被相続人とは故人の事で、相続人とは被相続人と血縁関係にある法的に認められた相続者を言います。相続人は遺言がない場合には、法的な基準にしたがって、被相続人の遺産を相続する権利があります。
ただし、被相続人が正の遺産だけを残しているとは限らず、負の遺産である借金などを残して死亡する事も少なくありません。相続人が全く知らない債務について、被相続人の死後の明らかになる事も少なくなく、相続人は債務を避けるために、相続放棄をすることが出来ます。
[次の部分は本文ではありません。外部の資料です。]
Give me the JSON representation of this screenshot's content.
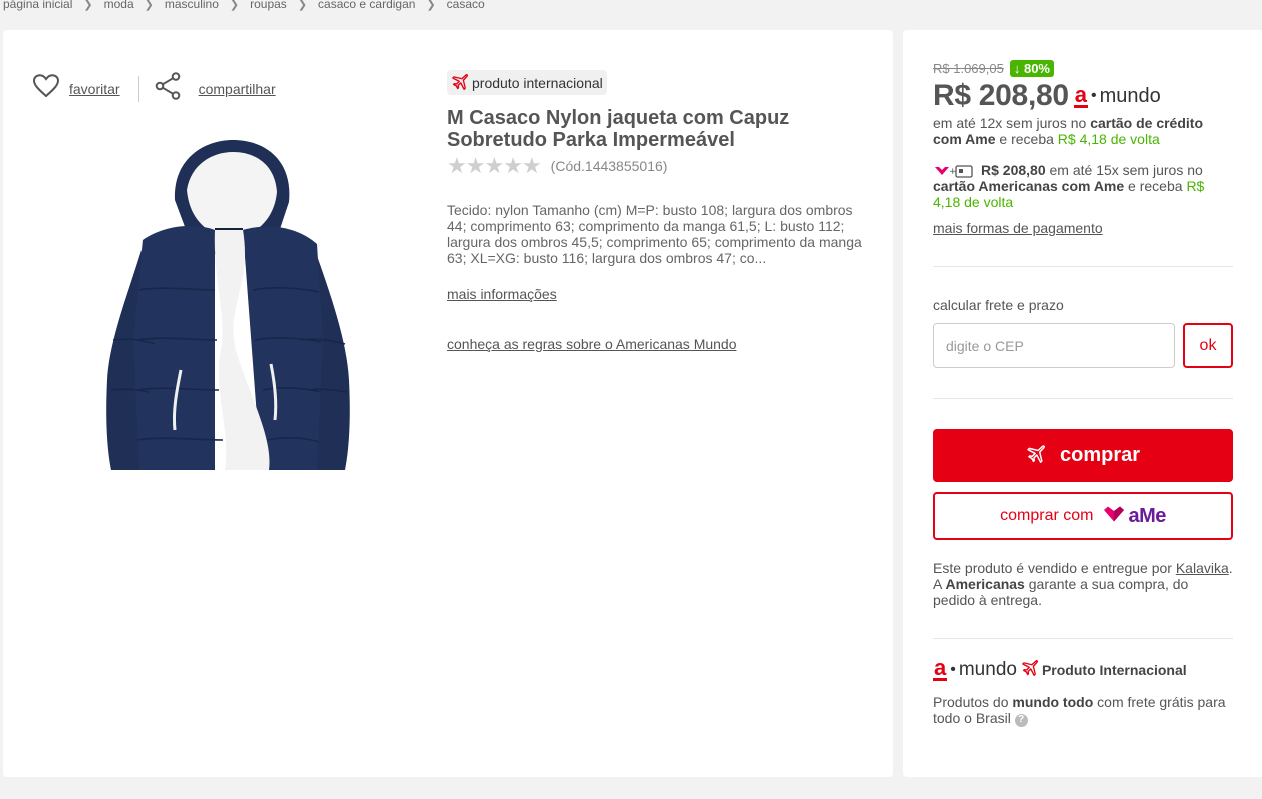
{
  "breadcrumb": [
    "página inicial",
    "moda",
    "masculino",
    "roupas",
    "casaco e cardigan",
    "casaco"
  ],
  "actions": {
    "favorite_label": "favoritar",
    "share_label": "compartilhar"
  },
  "product": {
    "intl_badge": "produto internacional",
    "title": "M Casaco Nylon jaqueta com Capuz Sobretudo Parka Impermeável",
    "rating_stars": 0,
    "code": "(Cód.1443855016)",
    "description": "Tecido: nylon Tamanho (cm) M=P: busto 108; largura dos ombros 44; comprimento 63; comprimento da manga 61,5; L: busto 112; largura dos ombros 45,5; comprimento 65; comprimento da manga 63; XL=XG: busto 116; largura dos ombros 47; co...",
    "more_info": "mais informações",
    "rules_link": "conheça as regras sobre o Americanas Mundo"
  },
  "pricing": {
    "old_price": "R$ 1.069,05",
    "discount": "80%",
    "price": "R$ 208,80",
    "mundo_a": "a",
    "mundo_word": "mundo",
    "inst1_pre": "em até 12x sem juros no ",
    "inst1_bold": "cartão de crédito com Ame",
    "inst1_mid": " e receba ",
    "inst1_cash": "R$ 4,18 de volta",
    "inst2_price": "R$ 208,80",
    "inst2_pre": " em até 15x sem juros no ",
    "inst2_bold": "cartão Americanas com Ame",
    "inst2_mid": " e receba ",
    "inst2_cash": "R$ 4,18 de volta",
    "more_payments": "mais formas de pagamento"
  },
  "shipping": {
    "label": "calcular frete e prazo",
    "cep_placeholder": "digite o CEP",
    "ok_label": "ok"
  },
  "buttons": {
    "buy": "comprar",
    "buy_with": "comprar com",
    "ame_word": "aMe"
  },
  "seller": {
    "pre": "Este produto é vendido e entregue por ",
    "name": "Kalavika",
    "dot": ".",
    "mid1": " A ",
    "brand": "Americanas",
    "post": " garante a sua compra, do pedido à entrega."
  },
  "mundo_section": {
    "prod_intl": "Produto Internacional",
    "free_pre": "Produtos do ",
    "free_bold": "mundo todo",
    "free_post": " com frete grátis para todo o Brasil",
    "help": "?"
  },
  "colors": {
    "brand_red": "#e60014",
    "discount_green": "#49b500",
    "ame_purple": "#6a1b9a"
  }
}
ただ、債務の内容を確認しないで相続放棄をすると、大きく損する危険もあります。これは、この債務に過払い金が生じている可能性がある為です。
もしも、被相続人が10年以上も高い利息を貸金業者に返済していた場合は、現時点でいくらか債務が残っていても、取引履歴を開示して貰い、利息制限法で引直計算すると債務は実はなく、過払い金が生じている可能性があります。
相続人が借金の相続をしていれば、この過払い金について返還請求する事ができます。この為、被相続人が多額の借金を残していたとしても、借金という事ですぐに相続放棄をせず、弁護士など専門家に相談して過払い金がないか確かめる必要があります。
ただ、相続法によって相続放棄の表明は、相続開始から3ヶ月以内とされているので、すぐに行動する必要があります。もし、過払い金があると思って相続しても、実際は過払い金がなかった場合、被相続人の借金を返済していかなくてはなりません。